Open Mindavi opened 2 years ago

Mindavi commented 2 years ago

I'm trying to load a file from disk using a csv::CSVReader. I'm setting up the CSVFormat to auto-guess the file format.

However, I'm having trouble skipping the first row(s) of a csv file using this library.

I made an example test file and test case to show what's going wrong.




// Could be added to test_read_csv_file.cpp
TEST_CASE("Skip rows loaded from file", "[skip_rows_file]")
  auto format = csv::CSVFormat::guess_csv();

  csv::CSVReader reader("skip_rows.csv", format);

  std::vector<std::string> expected = {
      "timestamp", "distance", "angle", "amplitude"

  // Original issue: Leading comments appeared in column names
  REQUIRE(expected == reader.get_col_names());

Test result

Skip rows loaded from file

C:\csv-parser\tests\test_read_csv_file.cpp(90): FAILED:
  REQUIRE( expected == reader.get_col_names() )
with expansion:
  { "timestamp", "distance", "angle", "amplitude" }
  { "a", "b", "c", "d" }

As can be seen, the header_row setting is not honored in this case, and the header is derived from the first row.

(After looking a bit in the code, this may be intended behavior.
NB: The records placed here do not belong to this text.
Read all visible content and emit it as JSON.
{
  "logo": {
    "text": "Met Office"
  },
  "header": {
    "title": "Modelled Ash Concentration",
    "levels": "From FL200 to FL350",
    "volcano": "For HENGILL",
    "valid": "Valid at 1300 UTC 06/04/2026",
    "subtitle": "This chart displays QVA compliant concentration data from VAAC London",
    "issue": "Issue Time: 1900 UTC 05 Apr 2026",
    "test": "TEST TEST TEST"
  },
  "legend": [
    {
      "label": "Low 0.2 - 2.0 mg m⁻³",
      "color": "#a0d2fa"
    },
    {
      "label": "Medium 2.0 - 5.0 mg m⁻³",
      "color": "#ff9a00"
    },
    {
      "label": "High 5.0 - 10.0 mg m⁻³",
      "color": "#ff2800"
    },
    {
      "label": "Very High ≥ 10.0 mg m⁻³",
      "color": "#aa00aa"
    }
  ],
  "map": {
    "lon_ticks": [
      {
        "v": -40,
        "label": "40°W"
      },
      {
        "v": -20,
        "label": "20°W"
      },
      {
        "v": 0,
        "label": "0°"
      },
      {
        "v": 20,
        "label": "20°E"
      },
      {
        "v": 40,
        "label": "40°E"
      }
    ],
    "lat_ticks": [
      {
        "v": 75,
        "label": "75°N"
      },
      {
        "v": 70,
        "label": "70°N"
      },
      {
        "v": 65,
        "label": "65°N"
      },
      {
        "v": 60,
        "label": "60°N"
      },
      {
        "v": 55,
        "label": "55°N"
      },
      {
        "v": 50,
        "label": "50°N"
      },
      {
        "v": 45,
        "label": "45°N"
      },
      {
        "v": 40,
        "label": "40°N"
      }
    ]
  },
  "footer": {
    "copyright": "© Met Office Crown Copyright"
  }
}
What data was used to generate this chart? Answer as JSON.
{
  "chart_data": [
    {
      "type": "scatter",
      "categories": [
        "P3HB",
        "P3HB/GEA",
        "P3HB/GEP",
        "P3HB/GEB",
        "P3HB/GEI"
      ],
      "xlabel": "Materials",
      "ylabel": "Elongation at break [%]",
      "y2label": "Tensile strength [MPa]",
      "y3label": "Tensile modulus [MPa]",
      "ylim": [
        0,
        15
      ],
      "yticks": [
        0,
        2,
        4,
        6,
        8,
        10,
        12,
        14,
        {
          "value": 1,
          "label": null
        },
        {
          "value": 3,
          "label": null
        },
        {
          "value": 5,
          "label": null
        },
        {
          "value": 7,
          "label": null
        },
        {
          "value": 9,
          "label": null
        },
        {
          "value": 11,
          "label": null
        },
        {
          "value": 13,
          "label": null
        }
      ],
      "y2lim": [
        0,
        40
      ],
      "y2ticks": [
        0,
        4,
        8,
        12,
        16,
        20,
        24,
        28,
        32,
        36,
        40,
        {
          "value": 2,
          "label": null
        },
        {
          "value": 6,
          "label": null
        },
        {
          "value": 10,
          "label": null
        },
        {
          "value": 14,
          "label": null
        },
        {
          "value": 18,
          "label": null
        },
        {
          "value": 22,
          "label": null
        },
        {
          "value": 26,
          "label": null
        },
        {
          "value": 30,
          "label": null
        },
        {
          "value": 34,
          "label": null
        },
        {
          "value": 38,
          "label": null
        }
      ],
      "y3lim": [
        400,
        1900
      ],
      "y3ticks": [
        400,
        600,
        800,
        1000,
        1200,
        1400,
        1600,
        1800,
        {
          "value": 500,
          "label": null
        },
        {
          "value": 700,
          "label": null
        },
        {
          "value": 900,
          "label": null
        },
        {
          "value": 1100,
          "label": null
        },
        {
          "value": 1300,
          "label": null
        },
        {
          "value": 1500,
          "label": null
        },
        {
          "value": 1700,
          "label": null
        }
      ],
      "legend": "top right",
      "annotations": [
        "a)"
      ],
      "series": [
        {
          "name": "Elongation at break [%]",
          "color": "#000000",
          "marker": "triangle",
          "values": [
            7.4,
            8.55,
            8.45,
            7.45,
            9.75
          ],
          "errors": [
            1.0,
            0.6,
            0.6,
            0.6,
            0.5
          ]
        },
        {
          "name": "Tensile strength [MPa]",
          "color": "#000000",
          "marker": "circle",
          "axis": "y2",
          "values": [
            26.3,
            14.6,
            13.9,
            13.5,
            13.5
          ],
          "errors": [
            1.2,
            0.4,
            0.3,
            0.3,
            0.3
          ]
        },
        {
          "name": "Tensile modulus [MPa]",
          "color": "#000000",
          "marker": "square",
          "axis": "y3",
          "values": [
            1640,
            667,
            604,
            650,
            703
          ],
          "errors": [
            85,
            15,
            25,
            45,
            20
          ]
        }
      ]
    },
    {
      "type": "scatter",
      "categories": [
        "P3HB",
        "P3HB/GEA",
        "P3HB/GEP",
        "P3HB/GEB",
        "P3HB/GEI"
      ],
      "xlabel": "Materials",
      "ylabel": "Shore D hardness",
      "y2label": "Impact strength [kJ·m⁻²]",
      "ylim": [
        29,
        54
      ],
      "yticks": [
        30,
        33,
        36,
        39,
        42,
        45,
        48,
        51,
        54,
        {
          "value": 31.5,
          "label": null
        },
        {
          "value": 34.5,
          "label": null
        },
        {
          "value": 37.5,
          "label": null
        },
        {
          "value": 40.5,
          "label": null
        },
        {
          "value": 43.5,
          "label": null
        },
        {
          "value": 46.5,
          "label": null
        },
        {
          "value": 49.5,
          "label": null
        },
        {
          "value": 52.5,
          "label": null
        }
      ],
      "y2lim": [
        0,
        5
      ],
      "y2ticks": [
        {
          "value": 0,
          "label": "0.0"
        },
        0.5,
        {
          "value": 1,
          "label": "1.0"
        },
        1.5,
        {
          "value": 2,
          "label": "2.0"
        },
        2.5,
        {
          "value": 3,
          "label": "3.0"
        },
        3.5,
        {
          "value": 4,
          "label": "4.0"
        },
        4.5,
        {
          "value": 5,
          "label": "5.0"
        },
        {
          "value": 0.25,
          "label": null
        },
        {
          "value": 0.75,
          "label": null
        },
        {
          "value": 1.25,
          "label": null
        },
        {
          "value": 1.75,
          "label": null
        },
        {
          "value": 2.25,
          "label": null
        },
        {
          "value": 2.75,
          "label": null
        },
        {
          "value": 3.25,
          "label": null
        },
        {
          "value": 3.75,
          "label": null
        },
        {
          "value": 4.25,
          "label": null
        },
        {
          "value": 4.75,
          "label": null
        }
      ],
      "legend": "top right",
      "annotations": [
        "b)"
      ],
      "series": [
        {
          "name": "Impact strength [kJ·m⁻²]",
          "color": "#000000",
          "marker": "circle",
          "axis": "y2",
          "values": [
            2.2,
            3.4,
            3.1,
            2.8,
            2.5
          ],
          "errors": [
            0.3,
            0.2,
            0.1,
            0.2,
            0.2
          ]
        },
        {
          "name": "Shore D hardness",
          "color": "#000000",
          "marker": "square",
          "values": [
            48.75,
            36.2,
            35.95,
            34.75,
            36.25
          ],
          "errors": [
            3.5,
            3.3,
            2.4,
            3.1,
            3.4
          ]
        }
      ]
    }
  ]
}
Please close this issue if it is 👍. Since it's kind of surprising regardless, I'd like to note it anyway).

I have 2 workarounds for this for whenever someone runs into this:

  1. Hardcode the delimiter (this reduces flexibility but does work)
  2. Get a guess for the format using the guess_format function and use that (example below) when constructing the reader, to disable the auto-guessing feature during construction

Guess workaround:

csv::CSVGuessResult guess = csv::guess_format("filename.csv");
csv::CSVFormat fmt;
csv::CSVReader reader("filename.csv", fmt);